This Fort Lauderdale Injury Law Firm, as well as most equally committed to victims’ rights law firms throughout Fort Lauderdale and the State of Florida generally agree to work for injured plaintiffs and their family members on a contingency fee basis. What that means essentially is that an injury victim can obtain the services of a skilled and knowledgeable injury attorney and only pay a reasonable attorney’s fee in the event that the attorney essentially wins the victims case. Generally, for settlement under $1 million, the Ft. Lauderdale Injury Attorney receives 33 1/3% of the gross recovery and 40% of the first million dollars recovered if a lawsuit and answer thereto has been filed with the court.

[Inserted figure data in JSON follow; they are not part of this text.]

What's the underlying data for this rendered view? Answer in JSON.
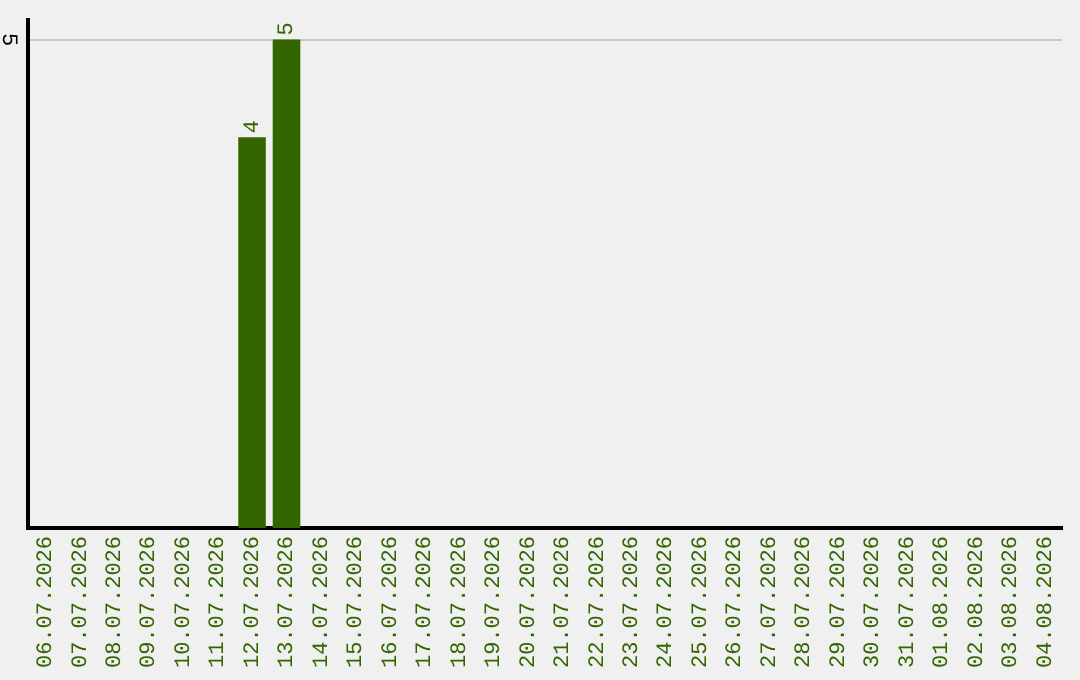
{
  "chart_data": {
    "type": "bar",
    "categories": [
      "06.07.2026",
      "07.07.2026",
      "08.07.2026",
      "09.07.2026",
      "10.07.2026",
      "11.07.2026",
      "12.07.2026",
      "13.07.2026",
      "14.07.2026",
      "15.07.2026",
      "16.07.2026",
      "17.07.2026",
      "18.07.2026",
      "19.07.2026",
      "20.07.2026",
      "21.07.2026",
      "22.07.2026",
      "23.07.2026",
      "24.07.2026",
      "25.07.2026",
      "26.07.2026",
      "27.07.2026",
      "28.07.2026",
      "29.07.2026",
      "30.07.2026",
      "31.07.2026",
      "01.08.2026",
      "02.08.2026",
      "03.08.2026",
      "04.08.2026"
    ],
    "values": [
      0,
      0,
      0,
      0,
      0,
      0,
      4,
      5,
      0,
      0,
      0,
      0,
      0,
      0,
      0,
      0,
      0,
      0,
      0,
      0,
      0,
      0,
      0,
      0,
      0,
      0,
      0,
      0,
      0,
      0
    ],
    "value_labels": [
      null,
      null,
      null,
      null,
      null,
      null,
      "4",
      "5",
      null,
      null,
      null,
      null,
      null,
      null,
      null,
      null,
      null,
      null,
      null,
      null,
      null,
      null,
      null,
      null,
      null,
      null,
      null,
      null,
      null,
      null
    ],
    "color": "#336600",
    "ylim": [
      0,
      5.2
    ],
    "yticks": [
      5
    ],
    "grid": "y",
    "legend": false
  }
}
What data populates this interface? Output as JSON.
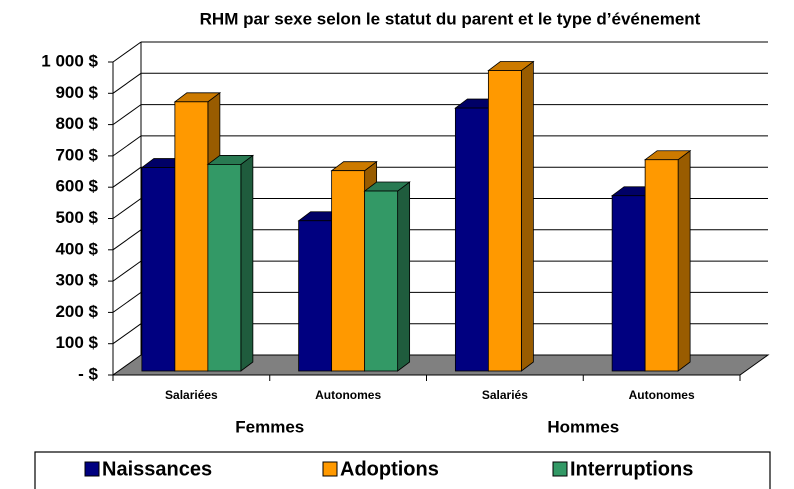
{
  "chart_data": {
    "type": "bar3d",
    "title": "RHM par sexe selon le statut du parent et le type d’événement",
    "categories": [
      "Salariées",
      "Autonomes",
      "Salariés",
      "Autonomes"
    ],
    "groups": [
      "Femmes",
      "Hommes"
    ],
    "series": [
      {
        "name": "Naissances",
        "color": "#000080",
        "values": [
          650,
          480,
          840,
          560
        ]
      },
      {
        "name": "Adoptions",
        "color": "#FF9900",
        "values": [
          860,
          640,
          960,
          675
        ]
      },
      {
        "name": "Interruptions",
        "color": "#339966",
        "values": [
          660,
          575,
          null,
          null
        ]
      }
    ],
    "ylim": [
      0,
      1000
    ],
    "yticks": [
      {
        "value": 0,
        "label": "-       $"
      },
      {
        "value": 100,
        "label": "100 $"
      },
      {
        "value": 200,
        "label": "200 $"
      },
      {
        "value": 300,
        "label": "300 $"
      },
      {
        "value": 400,
        "label": "400 $"
      },
      {
        "value": 500,
        "label": "500 $"
      },
      {
        "value": 600,
        "label": "600 $"
      },
      {
        "value": 700,
        "label": "700 $"
      },
      {
        "value": 800,
        "label": "800 $"
      },
      {
        "value": 900,
        "label": "900 $"
      },
      {
        "value": 1000,
        "label": "1 000 $"
      }
    ],
    "grid": true
  }
}
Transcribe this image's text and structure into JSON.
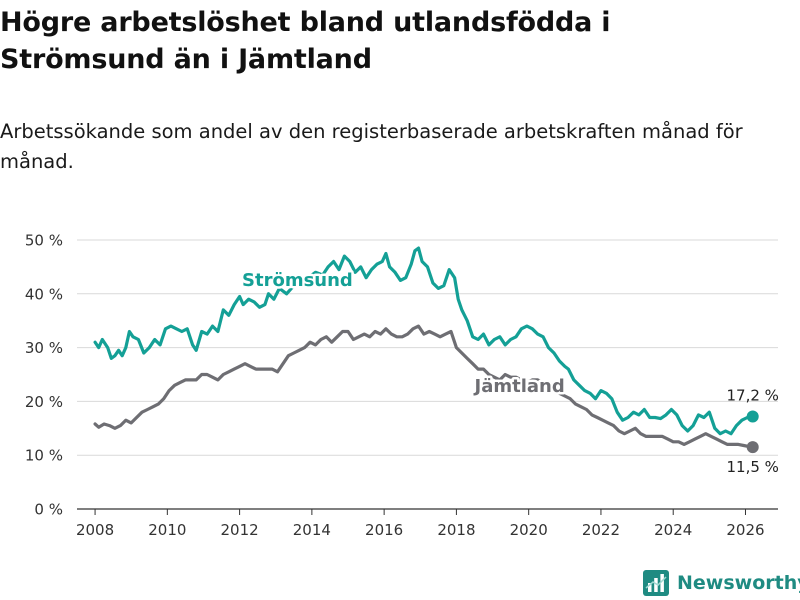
{
  "title": "Högre arbetslöshet bland utlandsfödda i Strömsund än i Jämtland",
  "subtitle": "Arbetssökande som andel av den registerbaserade arbetskraften månad för månad.",
  "brand": "Newsworthy",
  "colors": {
    "stromsund": "#14a096",
    "jamtland": "#6e6e73",
    "grid": "#d9d9d9",
    "axis": "#333333",
    "brand": "#1f8b82"
  },
  "chart_data": {
    "type": "line",
    "title": "Högre arbetslöshet bland utlandsfödda i Strömsund än i Jämtland",
    "xlabel": "",
    "ylabel": "",
    "xlim": [
      2007.5,
      2026.9
    ],
    "ylim": [
      0,
      50
    ],
    "x_ticks": [
      2008,
      2010,
      2012,
      2014,
      2016,
      2018,
      2020,
      2022,
      2024,
      2026
    ],
    "x_tick_labels": [
      "2008",
      "2010",
      "2012",
      "2014",
      "2016",
      "2018",
      "2020",
      "2022",
      "2024",
      "2026"
    ],
    "y_ticks": [
      0,
      10,
      20,
      30,
      40,
      50
    ],
    "y_tick_labels": [
      "0 %",
      "10 %",
      "20 %",
      "30 %",
      "40 %",
      "50 %"
    ],
    "grid": true,
    "series": [
      {
        "name": "Strömsund",
        "label": "Strömsund",
        "color": "#14a096",
        "end_label": "17,2 %",
        "points": [
          [
            2008.0,
            31
          ],
          [
            2008.1,
            30
          ],
          [
            2008.2,
            31.5
          ],
          [
            2008.35,
            30
          ],
          [
            2008.45,
            28
          ],
          [
            2008.55,
            28.5
          ],
          [
            2008.65,
            29.5
          ],
          [
            2008.75,
            28.5
          ],
          [
            2008.85,
            30
          ],
          [
            2008.95,
            33
          ],
          [
            2009.05,
            32
          ],
          [
            2009.2,
            31.5
          ],
          [
            2009.35,
            29
          ],
          [
            2009.5,
            30
          ],
          [
            2009.65,
            31.5
          ],
          [
            2009.8,
            30.5
          ],
          [
            2009.95,
            33.5
          ],
          [
            2010.1,
            34
          ],
          [
            2010.25,
            33.5
          ],
          [
            2010.4,
            33
          ],
          [
            2010.55,
            33.5
          ],
          [
            2010.7,
            30.5
          ],
          [
            2010.8,
            29.5
          ],
          [
            2010.95,
            33
          ],
          [
            2011.1,
            32.5
          ],
          [
            2011.25,
            34
          ],
          [
            2011.4,
            33
          ],
          [
            2011.55,
            37
          ],
          [
            2011.7,
            36
          ],
          [
            2011.85,
            38
          ],
          [
            2012.0,
            39.5
          ],
          [
            2012.1,
            38
          ],
          [
            2012.25,
            39
          ],
          [
            2012.4,
            38.5
          ],
          [
            2012.55,
            37.5
          ],
          [
            2012.7,
            38
          ],
          [
            2012.8,
            40
          ],
          [
            2012.95,
            39
          ],
          [
            2013.1,
            41
          ],
          [
            2013.3,
            40
          ],
          [
            2013.5,
            41.5
          ],
          [
            2013.7,
            42.5
          ],
          [
            2013.9,
            43
          ],
          [
            2014.1,
            44
          ],
          [
            2014.3,
            43.5
          ],
          [
            2014.45,
            45
          ],
          [
            2014.6,
            46
          ],
          [
            2014.75,
            44.5
          ],
          [
            2014.9,
            47
          ],
          [
            2015.05,
            46
          ],
          [
            2015.2,
            44
          ],
          [
            2015.35,
            45
          ],
          [
            2015.5,
            43
          ],
          [
            2015.65,
            44.5
          ],
          [
            2015.8,
            45.5
          ],
          [
            2015.95,
            46
          ],
          [
            2016.05,
            47.5
          ],
          [
            2016.15,
            45
          ],
          [
            2016.3,
            44
          ],
          [
            2016.45,
            42.5
          ],
          [
            2016.6,
            43
          ],
          [
            2016.75,
            45.5
          ],
          [
            2016.85,
            48
          ],
          [
            2016.95,
            48.5
          ],
          [
            2017.05,
            46
          ],
          [
            2017.2,
            45
          ],
          [
            2017.35,
            42
          ],
          [
            2017.5,
            41
          ],
          [
            2017.65,
            41.5
          ],
          [
            2017.8,
            44.5
          ],
          [
            2017.95,
            43
          ],
          [
            2018.05,
            39
          ],
          [
            2018.15,
            37
          ],
          [
            2018.3,
            35
          ],
          [
            2018.45,
            32
          ],
          [
            2018.6,
            31.5
          ],
          [
            2018.75,
            32.5
          ],
          [
            2018.9,
            30.5
          ],
          [
            2019.05,
            31.5
          ],
          [
            2019.2,
            32
          ],
          [
            2019.35,
            30.5
          ],
          [
            2019.5,
            31.5
          ],
          [
            2019.65,
            32
          ],
          [
            2019.8,
            33.5
          ],
          [
            2019.95,
            34
          ],
          [
            2020.1,
            33.5
          ],
          [
            2020.25,
            32.5
          ],
          [
            2020.4,
            32
          ],
          [
            2020.55,
            30
          ],
          [
            2020.7,
            29
          ],
          [
            2020.85,
            27.5
          ],
          [
            2021.0,
            26.5
          ],
          [
            2021.1,
            26
          ],
          [
            2021.25,
            24
          ],
          [
            2021.4,
            23
          ],
          [
            2021.55,
            22
          ],
          [
            2021.7,
            21.5
          ],
          [
            2021.85,
            20.5
          ],
          [
            2022.0,
            22
          ],
          [
            2022.15,
            21.5
          ],
          [
            2022.3,
            20.5
          ],
          [
            2022.45,
            18
          ],
          [
            2022.6,
            16.5
          ],
          [
            2022.75,
            17
          ],
          [
            2022.9,
            18
          ],
          [
            2023.05,
            17.5
          ],
          [
            2023.2,
            18.5
          ],
          [
            2023.35,
            17
          ],
          [
            2023.5,
            17
          ],
          [
            2023.65,
            16.8
          ],
          [
            2023.8,
            17.5
          ],
          [
            2023.95,
            18.5
          ],
          [
            2024.1,
            17.5
          ],
          [
            2024.25,
            15.5
          ],
          [
            2024.4,
            14.5
          ],
          [
            2024.55,
            15.5
          ],
          [
            2024.7,
            17.5
          ],
          [
            2024.85,
            17
          ],
          [
            2025.0,
            18
          ],
          [
            2025.15,
            15
          ],
          [
            2025.3,
            14
          ],
          [
            2025.45,
            14.5
          ],
          [
            2025.6,
            14
          ],
          [
            2025.75,
            15.5
          ],
          [
            2025.9,
            16.5
          ],
          [
            2026.05,
            17
          ],
          [
            2026.2,
            17.2
          ]
        ]
      },
      {
        "name": "Jämtland",
        "label": "Jämtland",
        "color": "#6e6e73",
        "end_label": "11,5 %",
        "points": [
          [
            2008.0,
            15.8
          ],
          [
            2008.1,
            15.2
          ],
          [
            2008.25,
            15.8
          ],
          [
            2008.4,
            15.5
          ],
          [
            2008.55,
            15
          ],
          [
            2008.7,
            15.5
          ],
          [
            2008.85,
            16.5
          ],
          [
            2009.0,
            16
          ],
          [
            2009.15,
            17
          ],
          [
            2009.3,
            18
          ],
          [
            2009.45,
            18.5
          ],
          [
            2009.6,
            19
          ],
          [
            2009.75,
            19.5
          ],
          [
            2009.9,
            20.5
          ],
          [
            2010.05,
            22
          ],
          [
            2010.2,
            23
          ],
          [
            2010.35,
            23.5
          ],
          [
            2010.5,
            24
          ],
          [
            2010.65,
            24
          ],
          [
            2010.8,
            24
          ],
          [
            2010.95,
            25
          ],
          [
            2011.1,
            25
          ],
          [
            2011.25,
            24.5
          ],
          [
            2011.4,
            24
          ],
          [
            2011.55,
            25
          ],
          [
            2011.7,
            25.5
          ],
          [
            2011.85,
            26
          ],
          [
            2012.0,
            26.5
          ],
          [
            2012.15,
            27
          ],
          [
            2012.3,
            26.5
          ],
          [
            2012.45,
            26
          ],
          [
            2012.6,
            26
          ],
          [
            2012.75,
            26
          ],
          [
            2012.9,
            26
          ],
          [
            2013.05,
            25.5
          ],
          [
            2013.2,
            27
          ],
          [
            2013.35,
            28.5
          ],
          [
            2013.5,
            29
          ],
          [
            2013.65,
            29.5
          ],
          [
            2013.8,
            30
          ],
          [
            2013.95,
            31
          ],
          [
            2014.1,
            30.5
          ],
          [
            2014.25,
            31.5
          ],
          [
            2014.4,
            32
          ],
          [
            2014.55,
            31
          ],
          [
            2014.7,
            32
          ],
          [
            2014.85,
            33
          ],
          [
            2015.0,
            33
          ],
          [
            2015.15,
            31.5
          ],
          [
            2015.3,
            32
          ],
          [
            2015.45,
            32.5
          ],
          [
            2015.6,
            32
          ],
          [
            2015.75,
            33
          ],
          [
            2015.9,
            32.5
          ],
          [
            2016.05,
            33.5
          ],
          [
            2016.2,
            32.5
          ],
          [
            2016.35,
            32
          ],
          [
            2016.5,
            32
          ],
          [
            2016.65,
            32.5
          ],
          [
            2016.8,
            33.5
          ],
          [
            2016.95,
            34
          ],
          [
            2017.1,
            32.5
          ],
          [
            2017.25,
            33
          ],
          [
            2017.4,
            32.5
          ],
          [
            2017.55,
            32
          ],
          [
            2017.7,
            32.5
          ],
          [
            2017.85,
            33
          ],
          [
            2018.0,
            30
          ],
          [
            2018.15,
            29
          ],
          [
            2018.3,
            28
          ],
          [
            2018.45,
            27
          ],
          [
            2018.6,
            26
          ],
          [
            2018.75,
            26
          ],
          [
            2018.9,
            25
          ],
          [
            2019.05,
            24.5
          ],
          [
            2019.2,
            24
          ],
          [
            2019.35,
            25
          ],
          [
            2019.5,
            24.5
          ],
          [
            2019.65,
            24.5
          ],
          [
            2019.8,
            24
          ],
          [
            2019.95,
            23.5
          ],
          [
            2020.1,
            24
          ],
          [
            2020.25,
            24
          ],
          [
            2020.4,
            23.5
          ],
          [
            2020.55,
            23
          ],
          [
            2020.7,
            22
          ],
          [
            2020.85,
            21.5
          ],
          [
            2021.0,
            21
          ],
          [
            2021.15,
            20.5
          ],
          [
            2021.3,
            19.5
          ],
          [
            2021.45,
            19
          ],
          [
            2021.6,
            18.5
          ],
          [
            2021.75,
            17.5
          ],
          [
            2021.9,
            17
          ],
          [
            2022.05,
            16.5
          ],
          [
            2022.2,
            16
          ],
          [
            2022.35,
            15.5
          ],
          [
            2022.5,
            14.5
          ],
          [
            2022.65,
            14
          ],
          [
            2022.8,
            14.5
          ],
          [
            2022.95,
            15
          ],
          [
            2023.1,
            14
          ],
          [
            2023.25,
            13.5
          ],
          [
            2023.4,
            13.5
          ],
          [
            2023.55,
            13.5
          ],
          [
            2023.7,
            13.5
          ],
          [
            2023.85,
            13
          ],
          [
            2024.0,
            12.5
          ],
          [
            2024.15,
            12.5
          ],
          [
            2024.3,
            12
          ],
          [
            2024.45,
            12.5
          ],
          [
            2024.6,
            13
          ],
          [
            2024.75,
            13.5
          ],
          [
            2024.9,
            14
          ],
          [
            2025.05,
            13.5
          ],
          [
            2025.2,
            13
          ],
          [
            2025.35,
            12.5
          ],
          [
            2025.5,
            12
          ],
          [
            2025.65,
            12
          ],
          [
            2025.8,
            12
          ],
          [
            2025.95,
            11.8
          ],
          [
            2026.1,
            11.6
          ],
          [
            2026.2,
            11.5
          ]
        ]
      }
    ]
  }
}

The question that should be considered by many injury victims considering filing suit and having their case tried is can the victim be held liable for attorney’s fees if he or she “loses” their case? Generally speaking, pursuant to Florida Statute §768.79 and Rule 1.442, if an injury victim plaintiff unreasonably refuses to accept a proposal for settlement, which is defined as having a verdict rendered for more than 25% less than the proposal, then the injury victim must pay the defendant’s attorney’s fees and costs. Similarly, the injury victim can likewise make a demand for judgment or settlement and if a verdict is thereafter rendered successfully for the victim greater than 125% of the amount demanded then the Court must award the victim’s attorney’s fees and costs to be paid by the defendant.
It is therefore, very important to choose a knowledgeable and skilled Fort Lauderdale Injury Attorney to properly guide and advise the victim so as not be liable to pay the defendant’s attorney’s fees; while also focused to recovery as much damages as possible and as much of the victim’s attorney’s fees as possible.